It is an established fact that almost two-thirds of all people afflicted with some kind of mental dysfunction do not seek treatment. This is confirmed by the WHO’s Global Burden of Disease study.
The reasons for that people do not seek treatment vary, but some of the most common ones are a fear of the social stigma attached to mental disease; a fear of compromised security (loss of job, spouse, benefits entitlement, etc. ); an inability to pay for treatment; or lack of awareness of the problem.
Thankfully, many forms of mental disease are no longer looked down upon; nor are those who suffer from them necessarily ostracized in society or at the workplace. Many progressive companies now offer more time to their employees for recovery from mental illness, and there is a decided increase in general social awareness prevalent today.
Considering its increased prevalence today, it is understandable that mental health has become a lucrative money-spinner. Psychiatrists and psychologists are amongst the highest-paid professionals in the modern world. This being so, there is a lot to be said for self-help groups like Schizophrenics Anonymous, Alcoholics Anonymous, and Narcotics Anonymous. These offer an amazingly effective therapeutic support systems for sufferers, free of cost.
There are various organizations that monitor and streamline mental health efforts on a national scale today.

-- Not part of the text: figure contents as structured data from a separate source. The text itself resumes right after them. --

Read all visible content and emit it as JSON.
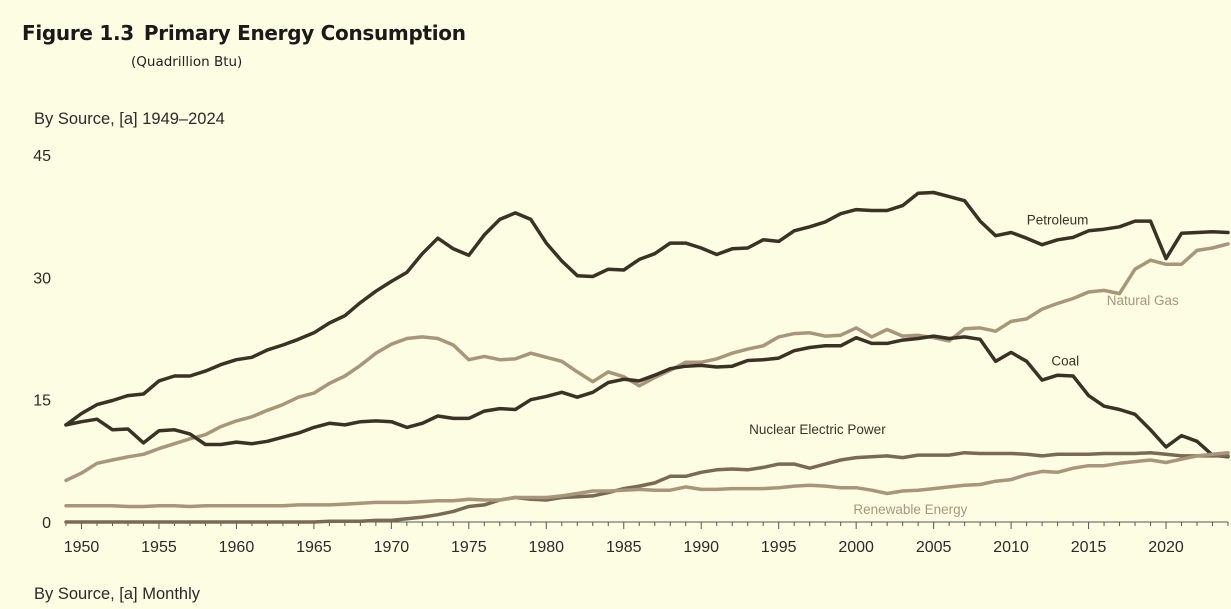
{
  "figure": {
    "number": "Figure 1.3",
    "title": "Primary Energy Consumption",
    "units": "(Quadrillion Btu)"
  },
  "panel_top_title": "By Source, [a] 1949–2024",
  "panel_bottom_title": "By Source, [a] Monthly",
  "colors": {
    "background": "#fdfde3",
    "dark": "#3b3226",
    "tan": "#a9967a"
  },
  "chart_data": {
    "type": "line",
    "x_start": 1949,
    "x_step": 1,
    "xlim": [
      1949,
      2024
    ],
    "ylim": [
      0,
      45
    ],
    "x_ticks": [
      1950,
      1955,
      1960,
      1965,
      1970,
      1975,
      1980,
      1985,
      1990,
      1995,
      2000,
      2005,
      2010,
      2015,
      2020
    ],
    "y_ticks": [
      0,
      15,
      30,
      45
    ],
    "grid": false,
    "legend": "inline labels",
    "series": [
      {
        "name": "Petroleum",
        "color": "#3b3226",
        "values": [
          11.9,
          13.3,
          14.4,
          14.9,
          15.5,
          15.7,
          17.3,
          17.9,
          17.9,
          18.5,
          19.3,
          19.9,
          20.2,
          21.1,
          21.7,
          22.4,
          23.2,
          24.4,
          25.3,
          26.9,
          28.3,
          29.5,
          30.6,
          32.9,
          34.8,
          33.5,
          32.7,
          35.2,
          37.1,
          37.9,
          37.1,
          34.2,
          32.0,
          30.2,
          30.1,
          31.0,
          30.9,
          32.2,
          32.9,
          34.2,
          34.2,
          33.6,
          32.8,
          33.5,
          33.6,
          34.6,
          34.4,
          35.7,
          36.2,
          36.8,
          37.8,
          38.3,
          38.2,
          38.2,
          38.8,
          40.3,
          40.4,
          39.9,
          39.4,
          36.9,
          35.1,
          35.5,
          34.8,
          34.0,
          34.6,
          34.9,
          35.7,
          35.9,
          36.2,
          36.9,
          36.9,
          32.3,
          35.4,
          35.5,
          35.6,
          35.5
        ]
      },
      {
        "name": "Natural Gas",
        "color": "#a9967a",
        "values": [
          5.1,
          6.0,
          7.2,
          7.6,
          8.0,
          8.3,
          9.0,
          9.6,
          10.2,
          10.7,
          11.7,
          12.4,
          12.9,
          13.7,
          14.4,
          15.3,
          15.8,
          17.0,
          17.9,
          19.2,
          20.7,
          21.8,
          22.5,
          22.7,
          22.5,
          21.7,
          19.9,
          20.3,
          19.9,
          20.0,
          20.7,
          20.2,
          19.7,
          18.4,
          17.2,
          18.4,
          17.8,
          16.7,
          17.7,
          18.6,
          19.6,
          19.6,
          20.0,
          20.7,
          21.2,
          21.6,
          22.7,
          23.1,
          23.2,
          22.8,
          22.9,
          23.8,
          22.7,
          23.6,
          22.8,
          22.9,
          22.6,
          22.2,
          23.7,
          23.8,
          23.4,
          24.6,
          24.9,
          26.1,
          26.8,
          27.4,
          28.2,
          28.4,
          28.0,
          31.0,
          32.1,
          31.6,
          31.6,
          33.3,
          33.6,
          34.1
        ]
      },
      {
        "name": "Coal",
        "color": "#3b3226",
        "values": [
          11.9,
          12.3,
          12.6,
          11.3,
          11.4,
          9.7,
          11.2,
          11.3,
          10.8,
          9.5,
          9.5,
          9.8,
          9.6,
          9.9,
          10.4,
          10.9,
          11.6,
          12.1,
          11.9,
          12.3,
          12.4,
          12.3,
          11.6,
          12.1,
          13.0,
          12.7,
          12.7,
          13.6,
          13.9,
          13.8,
          15.0,
          15.4,
          15.9,
          15.3,
          15.9,
          17.1,
          17.5,
          17.3,
          18.0,
          18.8,
          19.1,
          19.2,
          19.0,
          19.1,
          19.8,
          19.9,
          20.1,
          21.0,
          21.4,
          21.6,
          21.6,
          22.6,
          21.9,
          21.9,
          22.3,
          22.5,
          22.8,
          22.5,
          22.7,
          22.4,
          19.7,
          20.8,
          19.7,
          17.4,
          18.0,
          17.9,
          15.5,
          14.2,
          13.8,
          13.2,
          11.3,
          9.2,
          10.6,
          9.9,
          8.2,
          8.0
        ]
      },
      {
        "name": "Nuclear Electric Power",
        "color": "#7a6a55",
        "values": [
          0,
          0,
          0,
          0,
          0,
          0,
          0,
          0,
          0,
          0,
          0,
          0,
          0,
          0,
          0,
          0,
          0,
          0.1,
          0.1,
          0.1,
          0.2,
          0.2,
          0.4,
          0.6,
          0.9,
          1.3,
          1.9,
          2.1,
          2.7,
          3.0,
          2.8,
          2.7,
          3.0,
          3.1,
          3.2,
          3.6,
          4.1,
          4.4,
          4.8,
          5.6,
          5.6,
          6.1,
          6.4,
          6.5,
          6.4,
          6.7,
          7.1,
          7.1,
          6.6,
          7.1,
          7.6,
          7.9,
          8.0,
          8.1,
          7.9,
          8.2,
          8.2,
          8.2,
          8.5,
          8.4,
          8.4,
          8.4,
          8.3,
          8.1,
          8.3,
          8.3,
          8.3,
          8.4,
          8.4,
          8.4,
          8.5,
          8.3,
          8.1,
          8.1,
          8.1,
          8.1
        ]
      },
      {
        "name": "Renewable Energy",
        "color": "#a9967a",
        "values": [
          2.0,
          2.0,
          2.0,
          2.0,
          1.9,
          1.9,
          2.0,
          2.0,
          1.9,
          2.0,
          2.0,
          2.0,
          2.0,
          2.0,
          2.0,
          2.1,
          2.1,
          2.1,
          2.2,
          2.3,
          2.4,
          2.4,
          2.4,
          2.5,
          2.6,
          2.6,
          2.8,
          2.7,
          2.7,
          3.0,
          3.0,
          3.0,
          3.2,
          3.5,
          3.8,
          3.8,
          3.9,
          4.0,
          3.9,
          3.9,
          4.3,
          4.0,
          4.0,
          4.1,
          4.1,
          4.1,
          4.2,
          4.4,
          4.5,
          4.4,
          4.2,
          4.2,
          3.9,
          3.5,
          3.8,
          3.9,
          4.1,
          4.3,
          4.5,
          4.6,
          5.0,
          5.2,
          5.8,
          6.2,
          6.1,
          6.6,
          6.9,
          6.9,
          7.2,
          7.4,
          7.6,
          7.3,
          7.7,
          8.1,
          8.3,
          8.5
        ]
      }
    ],
    "annotations": [
      {
        "text": "Petroleum",
        "x": 2013,
        "y": 36.5,
        "color": "#3b3226"
      },
      {
        "text": "Natural Gas",
        "x": 2018.5,
        "y": 26.6,
        "color": "#a9967a"
      },
      {
        "text": "Coal",
        "x": 2013.5,
        "y": 19.2,
        "color": "#3b3226"
      },
      {
        "text": "Nuclear Electric Power",
        "x": 1997.5,
        "y": 10.8,
        "color": "#3b3226"
      },
      {
        "text": "Renewable Energy",
        "x": 2003.5,
        "y": 1.0,
        "color": "#a9967a"
      }
    ]
  }
}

Among them are the Center for Mental Health Services (CMHS), the Substance Abuse and Mental Health Services Administration (SAMHSA), and the Federal Action Agenda for Mental Health. These organizations exist to ensure fair and helpful practices among mental health professionals and to upgrade the standards of mental health services as and when necessary.
Basically, professional mental health services offer treatment for either the whole gamut of mental disorders, or they specialize in them individually. The onus of treatment in present times is on the most prevalent: anxiety disorders such as obsessive-compulsive and post-traumatic-stress disorders; bipolar and manic-depressive disorders; schizophrenia; behavioral disorders, such a eating disorders; and ADHD/ADD (Attention Deficit Hyperactivity Disorders).